Single-tenant's more rigid separation is a way to balance the benefits of self-managed(privacy, dedicated resources, etc.) and the benefits of cloud (don't have to upkeep your own servers/hardware, software updating and general maintenance is handled by DR, etc.).

`Robot 1`

Thank you very much Robot 2 (and 3)... I understand this concept much better now!

`Robot 2`

Glad I could help clarify it a bit! Note that I'm not directly involved in single-tenant development, so I don't have details on how we're implementing it, but this is accurate as to the general motivation to host single-tenant SaaS options alongside our multi-tenant environments.


## What is Kubernetes and why is running it natively important?

Kubernetes is an open source platform for hosting applications and scheduling dynamic application workloads.

Before Kubernetes, most applications were hosted by launching individual servers and deploying software to them—that's your database node, your webserver node, etc.

Kubernetes uses container technology and a control plane to abstract the individual servers, allowing application deployments to easily change size in response to load and handle common needs like rolling updates, automatic recovery from node failure, etc.

It's important for DataRobot to run natively on Kubernetes because Kubernetes has become the world's most popular application hosting platform. Users' infrastructure teams have Kubernetes clusters and want to deploy third-party vendor software to them rather than maintaining bespoke virtual machines for every application. This means easier installation because many infrastructure teams already know how to set up or provide a Kubernetes cluster.

Interesting links:

["Smooth sailing with kubernetes."](https://cloud.google.com/kubernetes-engine/kubernetes-comic)

## CPUs vs GPUs

Here’s a good image from NVIDIA that helps to compare CPUs to GPUs.

CPU's are designed to coordinate and calculate a bunch of math—they have a bunch of routing set up and they're going to have drivers (or operating systems) built to make that pathing and organizing as easy as the simple calculations. Because they're designed to be a "brain" for a computer, they're built to do it all.

GPU's are designed to be specialized for, well, graphics hence the name. To quickly render video and 3d graphics, you want a bunch of very simple calculations performed all at once - instead of having one "thing" [CPU cores] calculating the color for a 1920x1080 display [a total of 2073600 pixels], maybe you have 1920 "things" [GPU cores] dedicated to doing one line of pixels each and all running in parallel.
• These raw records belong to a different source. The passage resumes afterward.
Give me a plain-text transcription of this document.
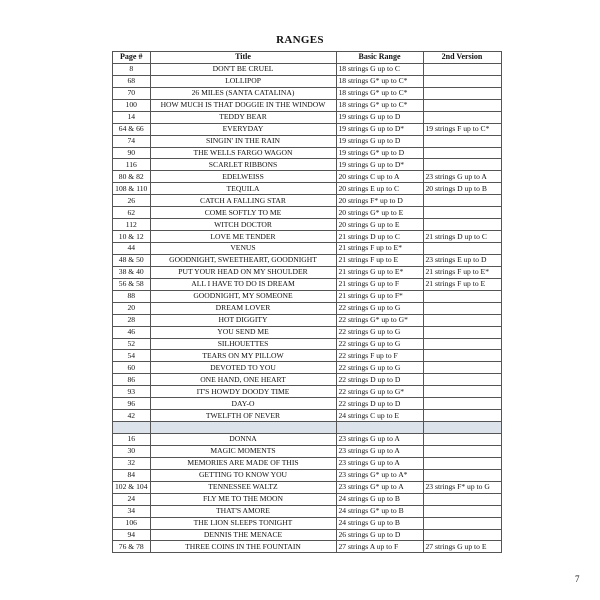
RANGES
Page #	Title	Basic Range	2nd Version
8	DON'T BE CRUEL	18 strings G up to C	
68	LOLLIPOP	18 strings G* up to C*	
70	26 MILES (SANTA CATALINA)	18 strings G* up to C*	
100	HOW MUCH IS THAT DOGGIE IN THE WINDOW	18 strings G* up to C*	
14	TEDDY BEAR	19 strings G up to D	
64 & 66	EVERYDAY	19 strings G up to D*	19 strings F up to C*
74	SINGIN' IN THE RAIN	19 strings G up to D	
90	THE WELLS FARGO WAGON	19 strings G* up to D	
116	SCARLET RIBBONS	19 strings G up to D*	
80 & 82	EDELWEISS	20 strings C up to A	23 strings G up to A
108 & 110	TEQUILA	20 strings E up to C	20 strings D up to B
26	CATCH A FALLING STAR	20 strings F* up to D	
62	COME SOFTLY TO ME	20 strings G* up to E	
112	WITCH DOCTOR	20 strings G up to E	
10 & 12	LOVE ME TENDER	21 strings D up to C	21 strings D up to C
44	VENUS	21 strings F up to E*	
48 & 50	GOODNIGHT, SWEETHEART, GOODNIGHT	21 strings F up to E	23 strings E up to D
38 & 40	PUT YOUR HEAD ON MY SHOULDER	21 strings G up to E*	21 strings F up to E*
56 & 58	ALL I HAVE TO DO IS DREAM	21 strings G up to F	21 strings F up to E
88	GOODNIGHT, MY SOMEONE	21 strings G up to F*	
20	DREAM LOVER	22 strings G up to G	
28	HOT DIGGITY	22 strings G* up to G*	
46	YOU SEND ME	22 strings G up to G	
52	SILHOUETTES	22 strings G up to G	
54	TEARS ON MY PILLOW	22 strings F up to F	
60	DEVOTED TO YOU	22 strings G up to G	
86	ONE HAND, ONE HEART	22 strings D up to D	
93	IT'S HOWDY DOODY TIME	22 strings G up to G*	
96	DAY-O	22 strings D up to D	
42	TWELFTH OF NEVER	24 strings C up to E	

16	DONNA	23 strings G up to A	
30	MAGIC MOMENTS	23 strings G up to A	
32	MEMORIES ARE MADE OF THIS	23 strings G up to A	
84	GETTING TO KNOW YOU	23 strings G* up to A*	
102 & 104	TENNESSEE WALTZ	23 strings G* up to A	23 strings F* up to G
24	FLY ME TO THE MOON	24 strings G up to B	
34	THAT'S AMORE	24 strings G* up to B	
106	THE LION SLEEPS TONIGHT	24 strings G up to B	
94	DENNIS THE MENACE	26 strings G up to D	
76 & 78	THREE COINS IN THE FOUNTAIN	27 strings A up to F	27 strings G up to E
7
"Split this Hex code for this pixel's color into a separate R, G, and B value and send it to the screen's pixel matrix" is a much simpler task than, say, the "convert this video file into a series of frames, combine them with the current display frame of this other application, be prepared to interrupt this task to catch and respond to keyboard/mouse input, and keep this background process running the whole time..." tasks that a CPU might be doing. Because of this, a GPU can be slower and more limited than a CPU while still being useful, and it might have unique methods to complete its calculations so it can be specialized for X purpose [3d rendering takes more flexibility than "display to screen"]. Maybe it only knows very simple conversions or can't keep track of what it used to be doing - "history" isn't always useful for displaying graphics, especially if there's a CPU and a buffer [RAM] keeping track of history for you.

Since CPU's want to be usable for a lot of different things, there tends to be a lot of Operating Systems/drivers to translate between the higher level code I might write and the machine's specific registers and routing. BUT since a GPU is made with the default assumption "this is going to make basic graphics data more scalable" they often have more specialized machine functionality, and drivers can be much more limited in many cases. It might be harder to find a translator that can tell the GPU how to do the very specific thing that would be helpful in a specific use case, vs the multiple helpful translators ready to explain to your CPU how to do what you need.